Envelopes, both large and small, fill my arms with their offerings of calendars, note pads, shopping bags, flags, greeting cards, and address labels. Usually, I drop the mail on the counter, planning to look through each item now, or later.
After sorting, I decide I will tackle the piles later, to choose which is a keeper, and which a throw-a-way. Fetching the mail used to be fun, didn’t it? Now, we gather the mail just to defend our mailbox from overflowing, the envelopes pleading for donations for multitudes of needs: hunger crises, legal defenses, humanitarian needs. We ask ourselves which pieces are important for our help.
I know, I know. You probably immediately tackle the white pile, and decide quickly which you will discard and which you will keep. I have heard about your “type” in organizational magazines.
There are some truths that can help the rest of us confused souls.
First of all, the act of giving, whether financial, or giving our time, is not a choice. It is a direct admonition from God to “give and it shall be given unto you, good measure, pressed down, and overflowing (running over).”
I need to be reminded of that fact. And going to the mailbox is one way that I am constantly reminded. When we give, we receive back. And when we shut off our generosity, we dry up. Selfishness and self-absorption is not how we wish to be identified.
So, back to the mailbox. We can decide to give of our time, our talents, our resources to efforts that will enable others to help themselves. And we can give financially.
Visiting with a friend several days ago, I asked her about her volunteer work at a church sponsored second-hand store. It’s hard work, sorting, preparing, hanging, and pricing the clothes, sorting the glassware, and the many items that are donated by others. This store is a meaningful, productive help to those many who depend on this wonderful service. Women’s Crisis centers, the Orphan Train, Missions, are all receivers of the goods donated by the public.
The mail constantly reminds me of the need to give. Often, I ignore the pleas. But, then, hearing the stories of giving, we become newly motivated. Our teachers often buy clothes and supplies out of their own pockets to help the very children they are teaching; others “pay it forward” buying groceries or a meal anonymously for others and so on.

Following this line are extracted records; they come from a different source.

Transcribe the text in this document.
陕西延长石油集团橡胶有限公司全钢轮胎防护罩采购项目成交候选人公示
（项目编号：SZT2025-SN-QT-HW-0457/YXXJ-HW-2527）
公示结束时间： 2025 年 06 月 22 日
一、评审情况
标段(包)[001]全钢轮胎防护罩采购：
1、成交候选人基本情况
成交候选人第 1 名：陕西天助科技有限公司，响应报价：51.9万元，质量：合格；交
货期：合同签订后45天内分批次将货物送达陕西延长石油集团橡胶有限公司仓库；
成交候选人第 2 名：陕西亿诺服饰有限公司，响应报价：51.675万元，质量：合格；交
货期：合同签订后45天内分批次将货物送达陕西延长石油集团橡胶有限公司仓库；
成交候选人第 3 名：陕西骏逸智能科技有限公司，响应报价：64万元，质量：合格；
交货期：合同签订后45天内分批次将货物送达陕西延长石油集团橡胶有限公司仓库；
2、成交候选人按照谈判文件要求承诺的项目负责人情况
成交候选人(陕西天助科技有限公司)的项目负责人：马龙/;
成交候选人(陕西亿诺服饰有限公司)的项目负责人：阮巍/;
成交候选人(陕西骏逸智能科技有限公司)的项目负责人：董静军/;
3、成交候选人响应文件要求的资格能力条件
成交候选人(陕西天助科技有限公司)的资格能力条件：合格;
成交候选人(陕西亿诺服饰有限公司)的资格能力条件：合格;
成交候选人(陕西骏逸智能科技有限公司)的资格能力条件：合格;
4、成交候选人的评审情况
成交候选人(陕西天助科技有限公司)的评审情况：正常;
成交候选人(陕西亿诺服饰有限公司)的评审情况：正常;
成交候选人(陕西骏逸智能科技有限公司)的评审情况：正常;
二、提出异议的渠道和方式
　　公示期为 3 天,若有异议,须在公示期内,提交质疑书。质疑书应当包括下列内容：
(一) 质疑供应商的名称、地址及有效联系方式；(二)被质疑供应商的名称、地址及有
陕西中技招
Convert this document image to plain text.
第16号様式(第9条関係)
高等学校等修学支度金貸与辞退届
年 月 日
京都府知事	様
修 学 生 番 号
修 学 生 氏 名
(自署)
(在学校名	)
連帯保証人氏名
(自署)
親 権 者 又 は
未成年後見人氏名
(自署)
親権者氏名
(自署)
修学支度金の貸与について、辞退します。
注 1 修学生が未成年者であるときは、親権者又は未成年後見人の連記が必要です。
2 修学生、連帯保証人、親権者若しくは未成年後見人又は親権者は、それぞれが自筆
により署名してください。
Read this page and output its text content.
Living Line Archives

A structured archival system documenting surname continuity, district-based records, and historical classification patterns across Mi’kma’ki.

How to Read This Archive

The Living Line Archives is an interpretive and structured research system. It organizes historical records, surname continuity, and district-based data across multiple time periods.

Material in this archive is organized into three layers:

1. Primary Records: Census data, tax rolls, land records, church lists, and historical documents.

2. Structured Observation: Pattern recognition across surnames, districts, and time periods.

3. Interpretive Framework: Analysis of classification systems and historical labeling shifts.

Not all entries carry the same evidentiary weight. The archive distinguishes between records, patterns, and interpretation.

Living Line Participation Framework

Perhaps local giving is the most important? After all, if those of us in every town and locality take care of those around us, giving becomes an easy task for us all. Maybe giving money to every needful request in the mail is not what we need to do, but rather to give to those organizations and benefits that are right under our noses?
Awareness is half the battle reminding us to help and give. The returns from giving in any manner pay back to us all much more than what we have invested. Think about it. “Good measure, pressed down, and running over.” Let’s do something about it today.